In order to perform the first crawl, you just need to edit the configuration file, which resides
in the configuration directory with the name 'htcheck.conf
' (you may use another
file as configuration file, but you gotta run htcheck
it with the '-c
' option).
Just change the 'start_url
' attribute to whatever you want, for example:
start_url: http://www.foo.com
Remember that every URL must start with the service name, that is to say 'http://
'.
Then set the 'limit_urls_to
' attribute to $(start_url)
, in order to
scan only the 'http://www.foo.com' website.
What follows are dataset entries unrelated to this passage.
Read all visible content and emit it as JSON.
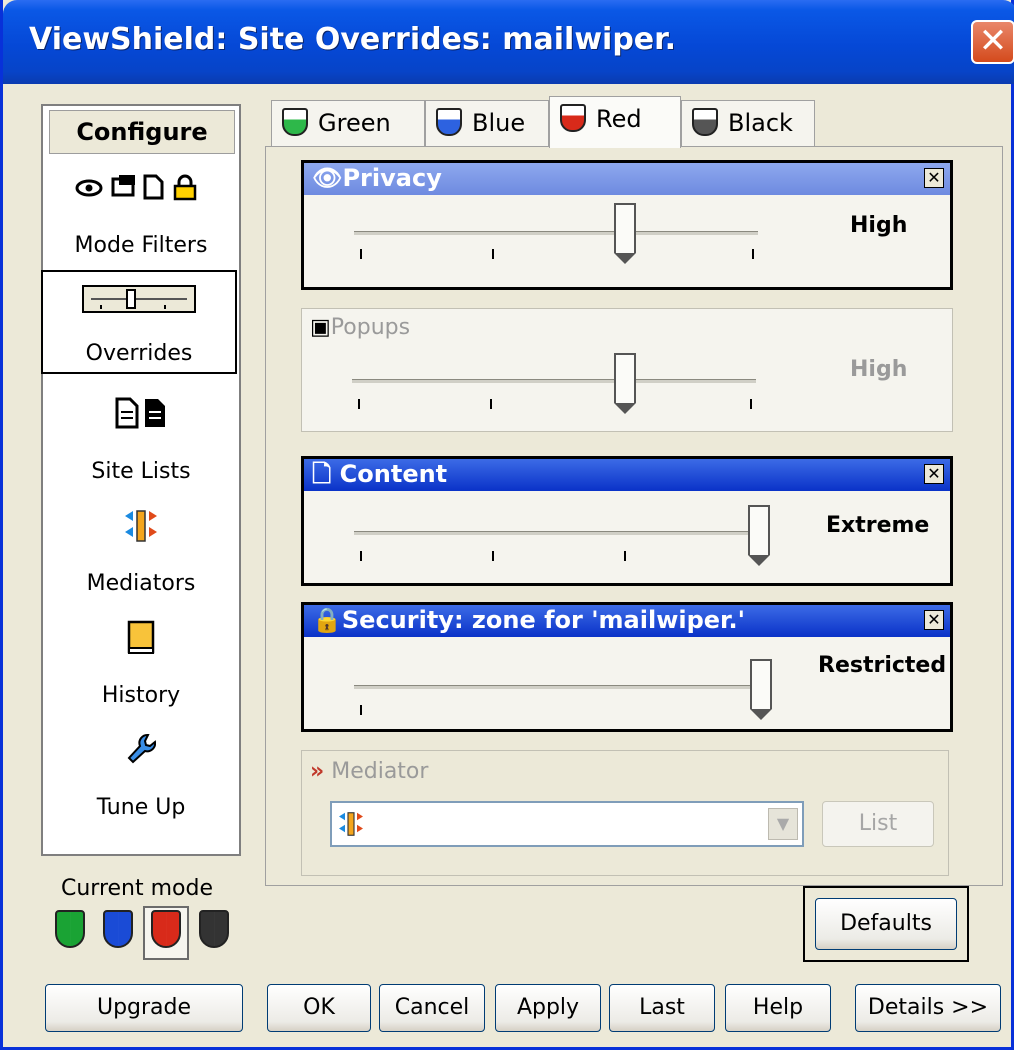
{
  "window": {
    "title": "ViewShield: Site Overrides: mailwiper.",
    "close_glyph": "✕"
  },
  "nav": {
    "header": "Configure",
    "items": [
      {
        "id": "mode-filters",
        "label": "Mode Filters",
        "icon": "👁▣🗋🔒"
      },
      {
        "id": "overrides",
        "label": "Overrides",
        "icon": "slider-icon"
      },
      {
        "id": "site-lists",
        "label": "Site Lists",
        "icon": "🗋🗎"
      },
      {
        "id": "mediators",
        "label": "Mediators",
        "icon": "mediator-arrows-icon"
      },
      {
        "id": "history",
        "label": "History",
        "icon": "book-icon"
      },
      {
        "id": "tune-up",
        "label": "Tune Up",
        "icon": "wrench-icon"
      }
    ],
    "current_mode_label": "Current mode",
    "mode_colors": [
      "#1aa334",
      "#1a4bd6",
      "#d82a1a",
      "#333333"
    ],
    "selected_mode": "Red"
  },
  "tabs": [
    {
      "label": "Green",
      "color": "#2eb84a"
    },
    {
      "label": "Blue",
      "color": "#2d62e0"
    },
    {
      "label": "Red",
      "color": "#d82a1a"
    },
    {
      "label": "Black",
      "color": "#555555"
    }
  ],
  "active_tab": "Red",
  "groups": {
    "privacy": {
      "title": "Privacy",
      "icon": "👁",
      "level": "High",
      "enabled": true
    },
    "popups": {
      "title": "Popups",
      "icon": "▣",
      "level": "High",
      "enabled": false
    },
    "content": {
      "title": "Content",
      "icon": "🗋",
      "level": "Extreme",
      "enabled": true
    },
    "security": {
      "title": "Security: zone for 'mailwiper.'",
      "icon": "🔒",
      "level": "Restricted",
      "enabled": true
    }
  },
  "mediator": {
    "label": "Mediator",
    "prefix": "»",
    "list_button": "List",
    "selected_value": ""
  },
  "buttons": {
    "defaults": "Defaults",
    "upgrade": "Upgrade",
    "ok": "OK",
    "cancel": "Cancel",
    "apply": "Apply",
    "last": "Last",
    "help": "Help",
    "details": "Details >>"
  }
}
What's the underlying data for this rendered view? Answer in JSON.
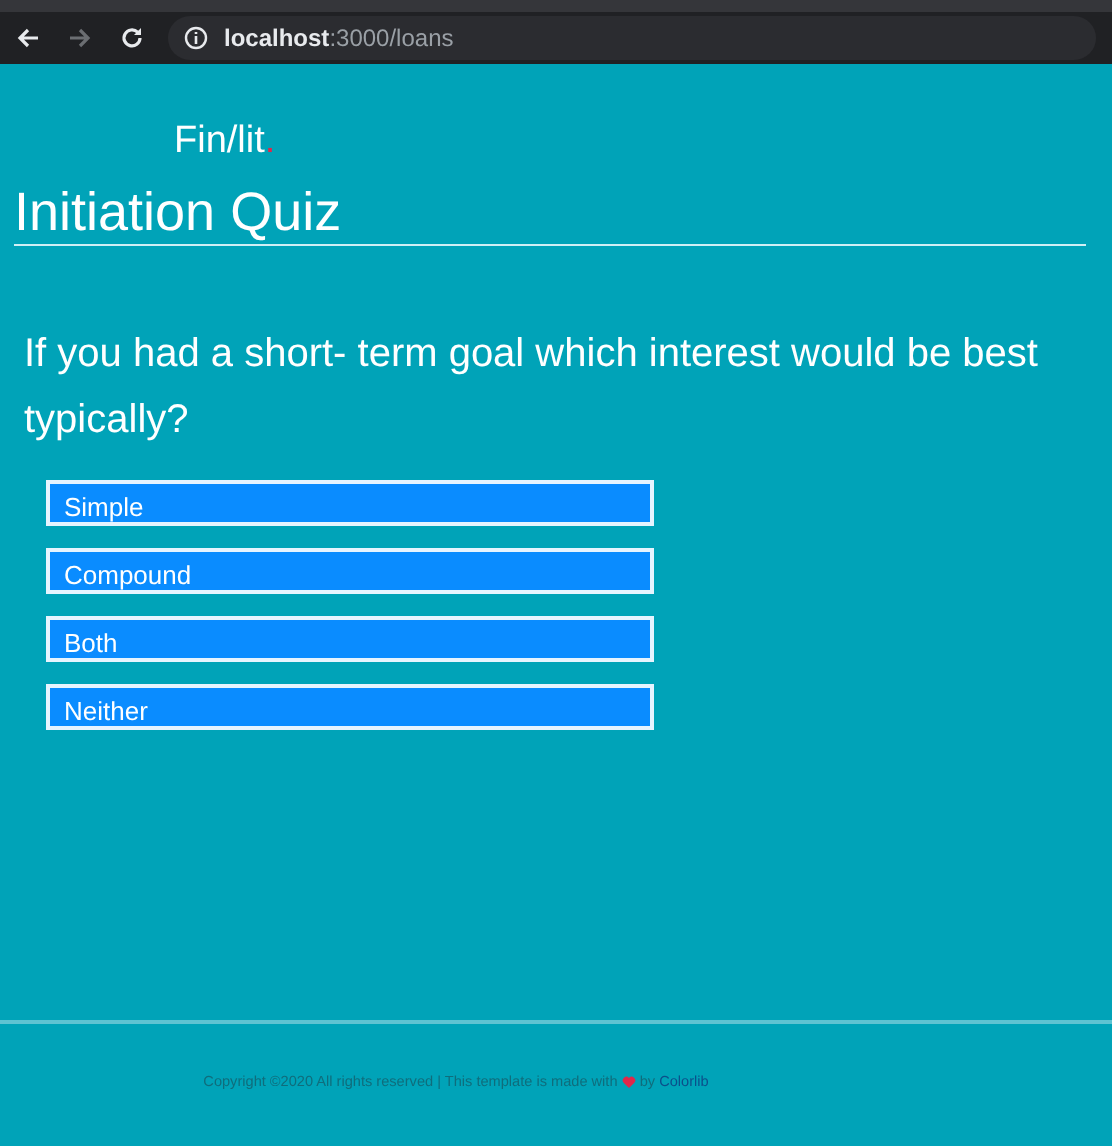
{
  "browser": {
    "url_host": "localhost",
    "url_path": ":3000/loans",
    "forward_disabled": true
  },
  "logo": {
    "text": "Fin/lit",
    "dot": "."
  },
  "title": "Initiation Quiz",
  "question": "If you had a short- term goal which interest would be best typically?",
  "options": [
    {
      "label": "Simple"
    },
    {
      "label": "Compound"
    },
    {
      "label": "Both"
    },
    {
      "label": "Neither"
    }
  ],
  "footer": {
    "text": "Copyright ©2020 All rights reserved | This template is made with",
    "by": "by",
    "link": "Colorlib"
  }
}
You may change many other attributes (database name included), but for now, in order to test if it works or not, that's enough.
You can finally enter the bin
directory inside the 'htcheck' installation directory (by
default /opt/htcheck
) and run:
htcheck -vs
However, here are the available options (just run htcheck --help
) and you will get this:
usage: htcheck [-isvhr] [-c configfile] [-D dbname] [--help] [--version]
Options:
-v Verbose mode (more 'v's increment verbosity)
-s Statistics (broken links, etc...) available
-i Initialize the database: drop a previous db
-c configfile
Configuration file
-D dbname
Name of the database
--help Display this
-h Same as --help
--version Display version
-r Same as --version
Remember that htcheck
always check if the database already exists in the MySQL server. If it
does not exist, it is created from scratch. On the other hand, if htcheck
is launched with the '-i' option, this database is initialized again (this means that a new crawl is performed), else
the program just use a previous database, which is useful in order to get some reports like
broken links and anchors, content-type summaries (in this case you gotta set the '-s' option).